2 – L’écureuil, le chien et le renard

 

Un gentil écureuil était le camarade,

Le tendre ami d’un beau danois.

Un jour qu’ils voyageaient comme Oreste et Pylade,

La nuit les surprit dans un bois.

En ce lieu point d’auberge ; ils eurent de la peine

À trouver où se bien coucher.

Enfin le chien se mit dans le creux d’un vieux chêne,

Et l’écureuil plus haut grimpa pour se nicher.

Vers minuit, c’est l’heure des crimes,

Longtemps après que nos amis

En se disant bon soir se furent endormis,

Voici qu’un vieux renard affamé de victimes

Arrive au pied de l’arbre, et, levant le museau,

Voit l’écureuil sur un rameau.

Il le mange des yeux, humecte de sa langue

Ses lèvres qui de sang brûlent de s’abreuver ;

Mais jusqu’à l’écureuil il ne peut arriver :

Il faut donc par une harangue

L’engager à descendre ; et voici son discours :

Ami, pardonnez, je vous prie,

Si de votre sommeil j’ose troubler le cours :

Mais le pieux transport dont mon âme est remplie

Ne peut se contenir ; je suis votre cousin

Germain :

Votre mère était sœur de feu mon digne père.

Cet honnête homme, hélas ! à son heure dernière,

M’a tant recommandé de chercher son neveu

Pour lui donner moitié du peu

Qu’il m’a laissé de bien ! Venez donc, mon cher frère,

Venez, par un embrassement,

Combler le doux plaisir que mon âme ressent.

Si je pouvais monter jusqu’aux lieux où vous êtes,

Oh ! J’y serais déjà, soyez-en bien certain.

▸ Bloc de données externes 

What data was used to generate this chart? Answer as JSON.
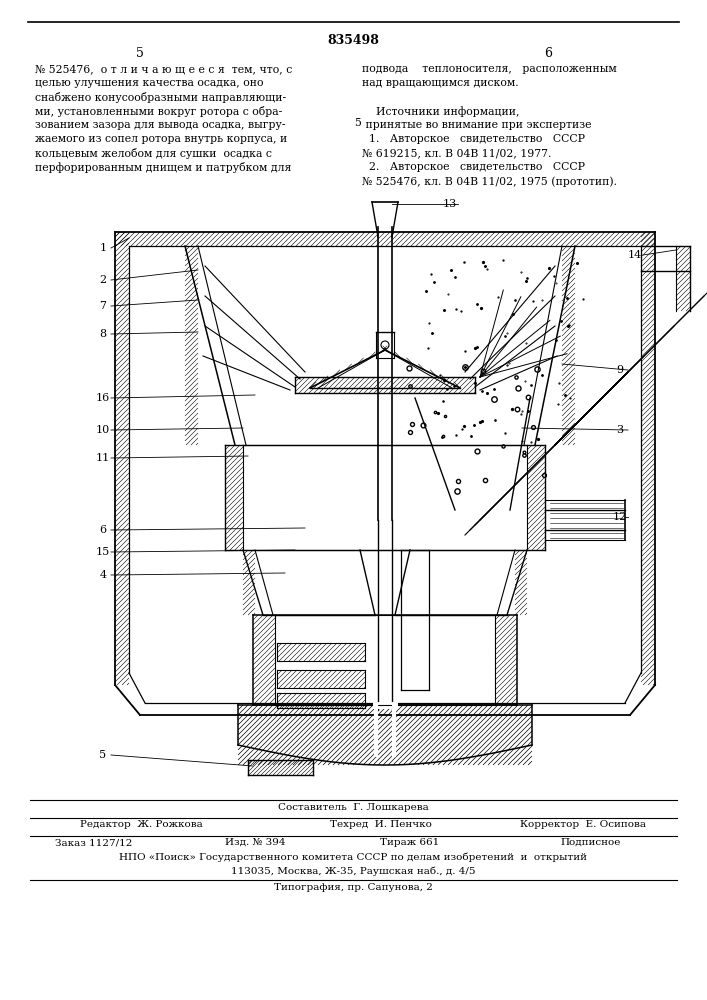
{
  "patent_number": "835498",
  "page_left": "5",
  "page_right": "6",
  "left_column": [
    "№ 525476,  о т л и ч а ю щ е е с я  тем, что, с",
    "целью улучшения качества осадка, оно",
    "снабжено конусообразными направляющи-",
    "ми, установленными вокруг ротора с обра-",
    "зованием зазора для вывода осадка, выгру-",
    "жаемого из сопел ротора внутрь корпуса, и",
    "кольцевым желобом для сушки  осадка с",
    "перфорированным днищем и патрубком для"
  ],
  "right_column": [
    "подвода    теплоносителя,   расположенным",
    "над вращающимся диском.",
    "",
    "    Источники информации,",
    " принятые во внимание при экспертизе",
    "  1.   Авторское   свидетельство   СССР",
    "№ 619215, кл. В 04В 11/02, 1977.",
    "  2.   Авторское   свидетельство   СССР",
    "№ 525476, кл. В 04В 11/02, 1975 (прототип)."
  ],
  "mid_number": "5",
  "footer_compiler": "Составитель  Г. Лошкарева",
  "footer_editor": "Редактор  Ж. Рожкова",
  "footer_techred": "Техред  И. Пенчко",
  "footer_corrector": "Корректор  Е. Осипова",
  "footer_order": "Заказ 1127/12",
  "footer_issue": "Изд. № 394",
  "footer_circ": "Тираж 661",
  "footer_sign": "Подписное",
  "footer_npo": "НПО «Поиск» Государственного комитета СССР по делам изобретений  и  открытий",
  "footer_addr": "113035, Москва, Ж-35, Раушская наб., д. 4/5",
  "footer_typo": "Типография, пр. Сапунова, 2",
  "bg_color": "#ffffff"
}
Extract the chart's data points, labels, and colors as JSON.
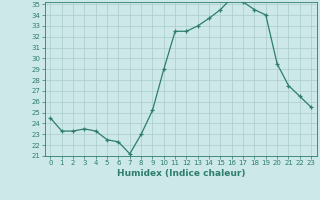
{
  "xlabel": "Humidex (Indice chaleur)",
  "x": [
    0,
    1,
    2,
    3,
    4,
    5,
    6,
    7,
    8,
    9,
    10,
    11,
    12,
    13,
    14,
    15,
    16,
    17,
    18,
    19,
    20,
    21,
    22,
    23
  ],
  "y": [
    24.5,
    23.3,
    23.3,
    23.5,
    23.3,
    22.5,
    22.3,
    21.2,
    23.0,
    25.2,
    29.0,
    32.5,
    32.5,
    33.0,
    33.7,
    34.5,
    35.6,
    35.2,
    34.5,
    34.0,
    29.5,
    27.5,
    26.5,
    25.5
  ],
  "line_color": "#2e7d6e",
  "marker": "+",
  "marker_size": 3,
  "bg_color": "#cce8e8",
  "grid_color": "#aacccc",
  "ylim": [
    21,
    35
  ],
  "xlim": [
    -0.5,
    23.5
  ],
  "yticks": [
    21,
    22,
    23,
    24,
    25,
    26,
    27,
    28,
    29,
    30,
    31,
    32,
    33,
    34,
    35
  ],
  "xticks": [
    0,
    1,
    2,
    3,
    4,
    5,
    6,
    7,
    8,
    9,
    10,
    11,
    12,
    13,
    14,
    15,
    16,
    17,
    18,
    19,
    20,
    21,
    22,
    23
  ],
  "tick_fontsize": 5,
  "label_fontsize": 6.5
}
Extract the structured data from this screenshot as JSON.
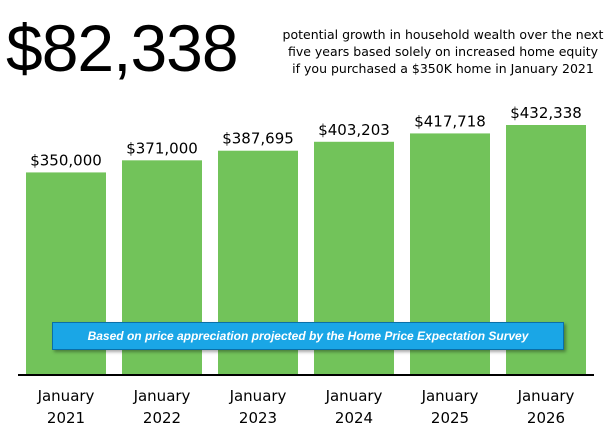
{
  "headline": "$82,338",
  "subtitle_lines": [
    "potential growth in household wealth over the next",
    "five years based solely on increased home equity",
    "if you purchased a $350K home in January 2021"
  ],
  "banner": "Based on price appreciation projected by the Home Price Expectation Survey",
  "colors": {
    "bar": "#72c35a",
    "banner": "#1aa6e6",
    "axis": "#000000"
  },
  "chart_data": {
    "type": "bar",
    "categories": [
      "January 2021",
      "January 2022",
      "January 2023",
      "January 2024",
      "January 2025",
      "January 2026"
    ],
    "category_lines": [
      [
        "January",
        "2021"
      ],
      [
        "January",
        "2022"
      ],
      [
        "January",
        "2023"
      ],
      [
        "January",
        "2024"
      ],
      [
        "January",
        "2025"
      ],
      [
        "January",
        "2026"
      ]
    ],
    "values": [
      350000,
      371000,
      387695,
      403203,
      417718,
      432338
    ],
    "value_labels": [
      "$350,000",
      "$371,000",
      "$387,695",
      "$403,203",
      "$417,718",
      "$432,338"
    ],
    "title": "",
    "xlabel": "",
    "ylabel": "",
    "ylim": [
      0,
      432338
    ],
    "grid": false,
    "legend": "none"
  }
}
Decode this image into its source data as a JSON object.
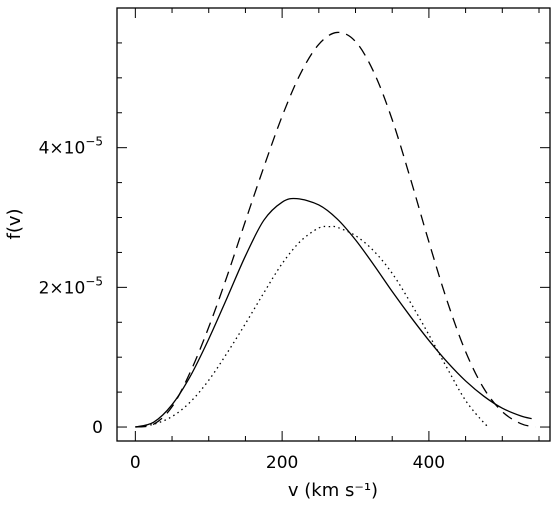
{
  "chart_data": {
    "type": "line",
    "xlabel": "v (km s⁻¹)",
    "ylabel": "f(v)",
    "xlim": [
      -25,
      565
    ],
    "ylim": [
      -2e-06,
      6e-05
    ],
    "x_ticks": [
      {
        "value": 0,
        "label": "0"
      },
      {
        "value": 200,
        "label": "200"
      },
      {
        "value": 400,
        "label": "400"
      }
    ],
    "y_ticks": [
      {
        "value": 0,
        "mantissa": "0",
        "exponent": ""
      },
      {
        "value": 2e-05,
        "mantissa": "2×10",
        "exponent": "−5"
      },
      {
        "value": 4e-05,
        "mantissa": "4×10",
        "exponent": "−5"
      }
    ],
    "x_minor_step": 50,
    "y_minor_step": 5e-06,
    "grid": false,
    "series": [
      {
        "style": "dashed",
        "x": [
          0,
          25,
          50,
          75,
          100,
          125,
          150,
          175,
          200,
          225,
          250,
          275,
          300,
          325,
          350,
          375,
          400,
          425,
          450,
          475,
          500,
          525,
          545
        ],
        "y": [
          0,
          4e-07,
          2.9e-06,
          7.9e-06,
          1.43e-05,
          2.16e-05,
          2.95e-05,
          3.72e-05,
          4.45e-05,
          5.06e-05,
          5.48e-05,
          5.65e-05,
          5.52e-05,
          5.08e-05,
          4.4e-05,
          3.55e-05,
          2.65e-05,
          1.8e-05,
          1.08e-05,
          5.5e-06,
          2.2e-06,
          5e-07,
          0
        ]
      },
      {
        "style": "solid",
        "x": [
          0,
          25,
          50,
          75,
          100,
          125,
          150,
          175,
          200,
          220,
          250,
          275,
          300,
          325,
          350,
          375,
          400,
          425,
          450,
          475,
          500,
          525,
          540
        ],
        "y": [
          0,
          7e-07,
          3.2e-06,
          7.3e-06,
          1.26e-05,
          1.85e-05,
          2.45e-05,
          2.96e-05,
          3.22e-05,
          3.27e-05,
          3.18e-05,
          2.98e-05,
          2.68e-05,
          2.32e-05,
          1.94e-05,
          1.58e-05,
          1.24e-05,
          9.3e-06,
          6.6e-06,
          4.4e-06,
          2.7e-06,
          1.6e-06,
          1.2e-06
        ]
      },
      {
        "style": "dotted",
        "x": [
          0,
          25,
          50,
          75,
          100,
          125,
          150,
          175,
          200,
          225,
          250,
          265,
          275,
          300,
          325,
          350,
          375,
          400,
          425,
          450,
          475,
          483
        ],
        "y": [
          0,
          4e-07,
          1.5e-06,
          3.6e-06,
          6.7e-06,
          1.06e-05,
          1.48e-05,
          1.92e-05,
          2.34e-05,
          2.66e-05,
          2.85e-05,
          2.87e-05,
          2.86e-05,
          2.74e-05,
          2.52e-05,
          2.2e-05,
          1.78e-05,
          1.32e-05,
          8.4e-06,
          3.8e-06,
          6e-07,
          0
        ]
      }
    ]
  }
}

Les écureuils ne sont pas bêtes,

Et le mien était fort malin ;

Il reconnaît le patelin,

Et répond d’un ton doux : je meurs d’impatience

De vous embrasser, mon cousin ;

Je descends : mais, pour mieux lier la connaissance,

Je veux vous présenter mon plus fidèle ami,

Un parent qui prit soin de nourrir mon enfance ;

Il dort dans ce trou-là : frappez un peu ; je pense

Que vous serez charmé de le connaître aussi.

Aussitôt maître renard frappe,

Croyant en manger deux : mais le fidèle chien

S’élance de l’arbre, le happe,

Et vous l’étrangle bel et bien.

Ceci prouve deux points : d’abord, qu’il est utile

Dans la douce amitié de placer son bonheur ;

Puis, qu’avec de l’esprit il est souvent facile

Au piège qu’il nous tend de surprendre un trompeur.